I suppose Brie Larson makes a fine Carol Danvers/Captain Marvel. She does everything that is expected of her as an actress in this particular role; handling the humour, the fight scenes, and the emotional bits altogether to create a realistic superhero who eventually becomes aware of the might of the power that she possesses, but there is also a lingering feeling that remains after watching the film – a sense of something indicating that there was more that could have been mined from Larson’s abilities as an actress.

She is, after all, an Oscar winner who has turned in very strong work in films like “Room” and “Short Term 12.” Therefore, while it might be too harsh to suggest that the talents of the lead actress were underused, with Larson being good when she could have been great, it might be fair to suggest that the greatness of any performance is not linked solely to that performer but to a myriad of other aspects and roles in filmmaking over which Larson may not have had any creative control.

Pretty much all of the other characters are underdeveloped, which is rather unfortunate considering that Jude Law, Annette Benning, Ben Mendelsohn, Lee Pace and Gemma Chan are all really good actors. The exception to this string of underdeveloped supporting characters is Nick Fury, played by a de-aged Samuel L. Jackson. The younger Fury is hilarious, expressing a kind of wide-eyed excitement and shock at the idea of aliens and superheroes, as the film offers to us a pre-eyepatch Fury, before he became the director of S.H.I.E.L.D., as he is more popularly portrayed in other Marvel films.

Jackson’s performance complements Larson’s and the duo have great chemistry with each other, with their segments coming across as something out of an intergalactic buddy-movie as the humanness of Fury crosses with Captain Marvel’s otherworldly powers and persona to create a neat relationship that also helps to add some depth to the Fury character in the Marvel universe.

Considering that this film is a comic book adaptation, however, there is one cardinal mistake that was committed by the filmmakers which rendered the whole thing as a lesser version of what it could have been. This flaw undoubtedly has to be the manner in which exciting moments were treated, and relayed to us, in the most unexciting of ways. Yes, there are fight scenes and explosions and alien lore, and yet, plot points and moments with the potential for much excitement come across as banal, mundane, and uninspired. What could have been a blazing, terrific tour-de-force of a film is reduced to a sort of mechanical movie where interesting and emotional things happen, but without much appropriate flair, passion, or pizzazz.

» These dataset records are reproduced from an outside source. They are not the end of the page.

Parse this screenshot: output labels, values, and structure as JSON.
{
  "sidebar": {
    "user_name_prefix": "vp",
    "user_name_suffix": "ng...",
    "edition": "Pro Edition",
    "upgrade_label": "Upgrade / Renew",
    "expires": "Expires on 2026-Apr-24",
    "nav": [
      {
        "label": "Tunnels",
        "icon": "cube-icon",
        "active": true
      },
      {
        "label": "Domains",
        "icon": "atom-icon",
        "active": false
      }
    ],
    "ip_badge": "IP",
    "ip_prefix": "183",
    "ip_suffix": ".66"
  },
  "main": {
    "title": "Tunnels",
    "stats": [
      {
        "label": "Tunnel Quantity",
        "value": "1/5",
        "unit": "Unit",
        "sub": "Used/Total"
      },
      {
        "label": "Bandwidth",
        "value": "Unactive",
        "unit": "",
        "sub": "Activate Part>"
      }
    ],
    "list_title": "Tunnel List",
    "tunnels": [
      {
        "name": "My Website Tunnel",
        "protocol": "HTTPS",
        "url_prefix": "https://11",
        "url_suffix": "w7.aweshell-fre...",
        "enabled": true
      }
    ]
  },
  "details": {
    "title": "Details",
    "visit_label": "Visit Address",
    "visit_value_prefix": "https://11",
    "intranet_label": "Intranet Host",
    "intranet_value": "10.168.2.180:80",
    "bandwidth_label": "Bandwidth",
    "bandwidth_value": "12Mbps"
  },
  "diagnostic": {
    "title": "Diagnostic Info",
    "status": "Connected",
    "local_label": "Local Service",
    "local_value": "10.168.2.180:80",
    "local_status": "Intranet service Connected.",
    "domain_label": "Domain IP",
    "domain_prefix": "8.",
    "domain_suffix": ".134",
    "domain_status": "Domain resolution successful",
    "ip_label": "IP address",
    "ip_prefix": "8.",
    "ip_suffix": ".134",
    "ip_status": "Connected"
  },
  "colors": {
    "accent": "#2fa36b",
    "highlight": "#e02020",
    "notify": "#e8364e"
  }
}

This is not to say that flashing lights and CGI are necessary for a successful production. In fact, one of the most brilliant moments in “Captain Marvel” is a flashback reel of various moments in the life of young Carol Danvers, where we see her constantly being put down by men, only to continuously rise up and surpass them. It is a touchingly pure, relevant, and well-executed bit of filmmaking that does not fall into any of the conventional expectations of a superhero film.

However, such moments of poignancy are rare in the film, meaning that the filmmakers do not even rely on some sort of anti-typical-superhero matrix with which to tell the story of their film in a new fashion. Instead, they end up with a strange half-good film, where the mundane, expected superhero elements are only utilised to impart some of the true potentials of the film, and at the same time, the dramatic and more intimate elements of the life of Carol Danvers are not also developed in order to fashion a new and compelling perspective within the superhero narrative.

To use a metaphor to describe the film, I would say that “Captain Marvel” is a hearty meal, filling, and managing to do the job of feeding someone – perhaps it is tomato soup and bread – when it could have been something that is hearty, but also unique and delicious and worthy of being shared with the world – perhaps like cook-up rice. If the food imagery does not convey my thoughts on “Captain Marvel,” it will simply have to be sufficient to say that Marvel’s first female-led film deserved better, even though the film is certainly not bad.